1) Channel Orange by Frank Ocean

There was always going to be only one winner and Frank Ocean was more than the obvious choice. 2012 will be remembered as a year for a lot of things but primarily it will be seen as the year when Frank Ocean burst forth onto the scene amid unusual controversy. He revealed via his Tumblr post that his first love was a man. While this may not be unusual, for the traditionally conservative and chauvinistic hip-hop/R&B community it was. He backed it up with his album. And dear lord, what an album it was.

I have always said before that R&B has been the genre worst-plagued by modern technology. Auto-tune has been used in the worst manner possible and people have forgotten how R&B actually had soul and heart during 70s when Marvin Gaye was still alive.

But Frank Ocean played a key role in sweeping away my prejudices for the genre. He is a talented musician and has a great voice but he is also a great story-teller. His songs weave so much of himself into it that you want to listen to more of what he says. He fills every word with pleasure and pain be it when he speaks about his first love (Thinkin Bout You) and then speaks of his aspirations of his unborn daughter(Sierra Leone) and then goes into the excess-filled lifestyle (Sweet Life), the downside of wealth(Super Rich Kids). One song after another, the album gut-punches you with brutal honesty.That is even before the 10-minute epic (Pyramids) in the middle of the album changes the flow of the album from heart to the mind. What follows is an honest confession of the religion of unrequited love to a cab driver (Bad Religion) ,a stream-of-consciousness song (you heard that right) about existentialism (Monks) and then teams up with Andre 3000 to cook up one of the most painful songs about pleasure (Pink Matter).
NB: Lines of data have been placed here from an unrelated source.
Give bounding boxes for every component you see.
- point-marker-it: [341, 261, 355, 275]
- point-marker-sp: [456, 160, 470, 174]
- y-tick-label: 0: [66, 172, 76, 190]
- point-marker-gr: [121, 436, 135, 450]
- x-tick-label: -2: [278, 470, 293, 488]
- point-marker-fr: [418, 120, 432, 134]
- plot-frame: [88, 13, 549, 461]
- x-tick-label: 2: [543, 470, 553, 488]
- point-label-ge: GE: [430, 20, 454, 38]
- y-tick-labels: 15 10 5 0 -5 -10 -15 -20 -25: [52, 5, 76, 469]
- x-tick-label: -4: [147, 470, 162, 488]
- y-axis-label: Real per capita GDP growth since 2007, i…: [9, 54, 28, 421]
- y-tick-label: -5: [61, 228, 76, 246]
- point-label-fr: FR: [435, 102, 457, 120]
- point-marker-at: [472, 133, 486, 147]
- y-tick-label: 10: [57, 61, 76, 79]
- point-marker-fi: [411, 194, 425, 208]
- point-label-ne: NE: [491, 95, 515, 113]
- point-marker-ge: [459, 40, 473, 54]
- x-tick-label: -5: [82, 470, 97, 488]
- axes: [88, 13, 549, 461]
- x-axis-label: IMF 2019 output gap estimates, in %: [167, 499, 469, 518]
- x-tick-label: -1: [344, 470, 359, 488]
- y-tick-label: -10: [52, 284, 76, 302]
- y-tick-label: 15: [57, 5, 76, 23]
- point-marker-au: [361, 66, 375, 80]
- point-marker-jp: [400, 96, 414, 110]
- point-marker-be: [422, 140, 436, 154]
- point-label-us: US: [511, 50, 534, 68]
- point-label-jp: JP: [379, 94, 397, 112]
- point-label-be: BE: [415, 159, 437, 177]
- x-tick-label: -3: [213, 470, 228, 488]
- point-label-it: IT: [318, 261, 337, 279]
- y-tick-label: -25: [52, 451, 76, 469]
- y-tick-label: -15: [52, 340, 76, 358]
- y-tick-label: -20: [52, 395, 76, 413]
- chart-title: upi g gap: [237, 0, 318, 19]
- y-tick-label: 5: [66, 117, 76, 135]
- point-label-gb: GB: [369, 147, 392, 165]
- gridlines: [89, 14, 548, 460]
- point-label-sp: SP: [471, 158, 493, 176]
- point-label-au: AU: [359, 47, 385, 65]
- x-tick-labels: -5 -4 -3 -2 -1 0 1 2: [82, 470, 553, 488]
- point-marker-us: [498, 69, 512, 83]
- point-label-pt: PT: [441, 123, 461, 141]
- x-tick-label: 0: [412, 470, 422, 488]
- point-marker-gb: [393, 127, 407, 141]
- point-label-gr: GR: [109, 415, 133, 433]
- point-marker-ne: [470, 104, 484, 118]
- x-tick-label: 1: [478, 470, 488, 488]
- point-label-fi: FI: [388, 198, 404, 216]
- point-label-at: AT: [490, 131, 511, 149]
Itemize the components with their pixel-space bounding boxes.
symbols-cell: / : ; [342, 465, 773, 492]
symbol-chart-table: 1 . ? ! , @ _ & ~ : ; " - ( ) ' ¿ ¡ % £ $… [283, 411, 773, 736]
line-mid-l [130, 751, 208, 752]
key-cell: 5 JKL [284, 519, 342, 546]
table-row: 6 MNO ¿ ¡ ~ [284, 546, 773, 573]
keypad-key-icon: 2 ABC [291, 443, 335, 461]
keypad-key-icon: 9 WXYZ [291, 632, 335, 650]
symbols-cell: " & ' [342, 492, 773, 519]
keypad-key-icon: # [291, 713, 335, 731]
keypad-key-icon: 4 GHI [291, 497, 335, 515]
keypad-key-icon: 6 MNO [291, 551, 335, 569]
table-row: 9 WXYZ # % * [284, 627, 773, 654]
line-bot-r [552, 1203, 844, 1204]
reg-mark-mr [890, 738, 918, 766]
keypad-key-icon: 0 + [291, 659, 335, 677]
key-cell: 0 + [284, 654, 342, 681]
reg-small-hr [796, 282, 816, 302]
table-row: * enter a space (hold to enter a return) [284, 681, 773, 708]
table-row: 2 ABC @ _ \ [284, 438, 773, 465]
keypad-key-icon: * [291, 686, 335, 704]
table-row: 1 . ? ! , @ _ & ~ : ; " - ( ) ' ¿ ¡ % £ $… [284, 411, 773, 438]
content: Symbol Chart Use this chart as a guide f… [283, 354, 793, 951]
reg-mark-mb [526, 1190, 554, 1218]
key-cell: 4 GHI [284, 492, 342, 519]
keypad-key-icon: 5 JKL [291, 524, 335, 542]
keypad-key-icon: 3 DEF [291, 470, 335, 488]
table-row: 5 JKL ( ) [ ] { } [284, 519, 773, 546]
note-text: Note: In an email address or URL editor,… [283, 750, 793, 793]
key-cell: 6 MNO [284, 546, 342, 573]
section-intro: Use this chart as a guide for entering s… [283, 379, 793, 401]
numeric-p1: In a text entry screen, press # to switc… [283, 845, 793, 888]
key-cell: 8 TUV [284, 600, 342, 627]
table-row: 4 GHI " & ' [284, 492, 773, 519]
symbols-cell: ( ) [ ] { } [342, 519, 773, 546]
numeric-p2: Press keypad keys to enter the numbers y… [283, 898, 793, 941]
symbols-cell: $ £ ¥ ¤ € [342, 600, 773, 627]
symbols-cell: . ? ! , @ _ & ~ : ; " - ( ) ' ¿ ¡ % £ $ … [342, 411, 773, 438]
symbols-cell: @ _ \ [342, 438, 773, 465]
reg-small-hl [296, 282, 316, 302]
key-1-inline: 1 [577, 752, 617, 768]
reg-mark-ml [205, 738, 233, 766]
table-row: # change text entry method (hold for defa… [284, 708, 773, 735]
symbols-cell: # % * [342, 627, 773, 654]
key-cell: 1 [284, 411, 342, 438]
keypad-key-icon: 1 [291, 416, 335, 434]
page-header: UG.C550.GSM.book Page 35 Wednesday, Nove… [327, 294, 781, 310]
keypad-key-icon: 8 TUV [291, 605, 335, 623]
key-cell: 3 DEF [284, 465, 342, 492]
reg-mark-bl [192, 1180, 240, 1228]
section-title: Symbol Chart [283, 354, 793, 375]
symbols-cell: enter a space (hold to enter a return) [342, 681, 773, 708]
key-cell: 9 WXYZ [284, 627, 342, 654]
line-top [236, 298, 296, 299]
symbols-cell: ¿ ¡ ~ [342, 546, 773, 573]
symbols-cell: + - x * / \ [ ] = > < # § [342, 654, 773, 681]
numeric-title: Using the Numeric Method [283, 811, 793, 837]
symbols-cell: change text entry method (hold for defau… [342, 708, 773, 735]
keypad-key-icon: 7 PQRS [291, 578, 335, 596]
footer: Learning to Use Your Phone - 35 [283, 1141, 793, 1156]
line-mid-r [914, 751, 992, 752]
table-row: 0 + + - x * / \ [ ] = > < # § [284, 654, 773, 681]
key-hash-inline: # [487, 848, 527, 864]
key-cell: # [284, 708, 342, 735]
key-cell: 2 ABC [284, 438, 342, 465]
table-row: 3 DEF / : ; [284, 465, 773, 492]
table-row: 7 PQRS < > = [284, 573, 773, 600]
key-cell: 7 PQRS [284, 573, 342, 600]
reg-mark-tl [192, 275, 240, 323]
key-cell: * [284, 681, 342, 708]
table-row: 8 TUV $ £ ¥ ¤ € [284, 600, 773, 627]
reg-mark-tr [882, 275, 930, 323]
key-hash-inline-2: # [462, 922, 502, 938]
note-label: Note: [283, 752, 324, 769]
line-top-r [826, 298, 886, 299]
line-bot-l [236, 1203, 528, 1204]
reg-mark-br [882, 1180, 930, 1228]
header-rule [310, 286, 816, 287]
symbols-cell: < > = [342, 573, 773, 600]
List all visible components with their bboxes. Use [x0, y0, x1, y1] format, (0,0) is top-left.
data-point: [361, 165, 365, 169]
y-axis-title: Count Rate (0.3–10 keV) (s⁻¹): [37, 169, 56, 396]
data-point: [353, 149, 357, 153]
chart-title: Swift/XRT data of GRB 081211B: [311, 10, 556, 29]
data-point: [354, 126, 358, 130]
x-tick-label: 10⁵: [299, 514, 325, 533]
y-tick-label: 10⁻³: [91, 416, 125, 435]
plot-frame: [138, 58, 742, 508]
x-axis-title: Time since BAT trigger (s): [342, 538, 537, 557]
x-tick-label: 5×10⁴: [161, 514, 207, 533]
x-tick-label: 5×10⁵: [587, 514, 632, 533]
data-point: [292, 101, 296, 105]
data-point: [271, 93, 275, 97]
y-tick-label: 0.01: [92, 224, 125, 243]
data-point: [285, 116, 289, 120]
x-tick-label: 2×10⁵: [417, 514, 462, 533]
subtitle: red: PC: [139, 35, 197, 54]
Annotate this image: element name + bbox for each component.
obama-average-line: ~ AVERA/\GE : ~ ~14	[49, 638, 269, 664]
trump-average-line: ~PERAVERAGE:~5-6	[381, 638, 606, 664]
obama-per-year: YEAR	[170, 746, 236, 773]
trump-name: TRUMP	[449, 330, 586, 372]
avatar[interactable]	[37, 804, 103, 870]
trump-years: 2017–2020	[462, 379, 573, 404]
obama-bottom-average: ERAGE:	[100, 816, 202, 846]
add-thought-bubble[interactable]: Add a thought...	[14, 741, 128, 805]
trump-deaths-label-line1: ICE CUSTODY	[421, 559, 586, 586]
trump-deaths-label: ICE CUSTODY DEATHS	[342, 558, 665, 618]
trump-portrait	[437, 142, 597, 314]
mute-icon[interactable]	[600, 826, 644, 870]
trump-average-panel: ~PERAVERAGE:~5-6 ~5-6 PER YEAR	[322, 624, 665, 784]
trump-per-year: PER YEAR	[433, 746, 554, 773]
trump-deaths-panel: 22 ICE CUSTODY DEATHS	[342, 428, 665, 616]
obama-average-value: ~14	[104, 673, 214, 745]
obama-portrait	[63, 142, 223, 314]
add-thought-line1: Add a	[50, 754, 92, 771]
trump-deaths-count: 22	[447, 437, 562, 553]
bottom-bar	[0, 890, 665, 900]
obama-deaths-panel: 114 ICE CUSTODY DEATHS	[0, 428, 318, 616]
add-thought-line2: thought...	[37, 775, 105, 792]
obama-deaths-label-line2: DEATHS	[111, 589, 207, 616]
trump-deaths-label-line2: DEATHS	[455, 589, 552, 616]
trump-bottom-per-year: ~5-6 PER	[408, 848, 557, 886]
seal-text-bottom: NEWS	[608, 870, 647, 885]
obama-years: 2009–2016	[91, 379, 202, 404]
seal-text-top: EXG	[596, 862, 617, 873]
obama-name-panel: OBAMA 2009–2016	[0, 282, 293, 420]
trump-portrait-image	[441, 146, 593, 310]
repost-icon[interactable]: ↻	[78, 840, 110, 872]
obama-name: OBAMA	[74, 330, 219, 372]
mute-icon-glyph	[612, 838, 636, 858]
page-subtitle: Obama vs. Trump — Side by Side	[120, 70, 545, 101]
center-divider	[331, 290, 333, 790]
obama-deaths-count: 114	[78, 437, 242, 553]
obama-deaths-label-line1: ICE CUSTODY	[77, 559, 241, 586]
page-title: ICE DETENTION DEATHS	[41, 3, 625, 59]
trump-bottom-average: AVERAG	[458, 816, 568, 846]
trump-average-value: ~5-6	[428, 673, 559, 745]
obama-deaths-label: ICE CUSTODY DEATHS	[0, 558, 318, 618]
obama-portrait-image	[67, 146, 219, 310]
2012 will be remembered as the year when each sphere of music — mainstream and indie had the same favourite — Frank Ocean. With depth and accessibility, he topped charts, had the most acclaimed album of 2012 and leads the race with 6 Grammy nominations (for a change,Grammy).

Choice Cuts: Thinkin Bout You, Sierra Leone, Pyramids, Bad Religion

That ends the Part One of my “2012: A Year in Review”. I’ll be back with Part Two which will talk about Television,Movies and of course — GAMES!

Till then, take care and wish all of you a Happy New Year.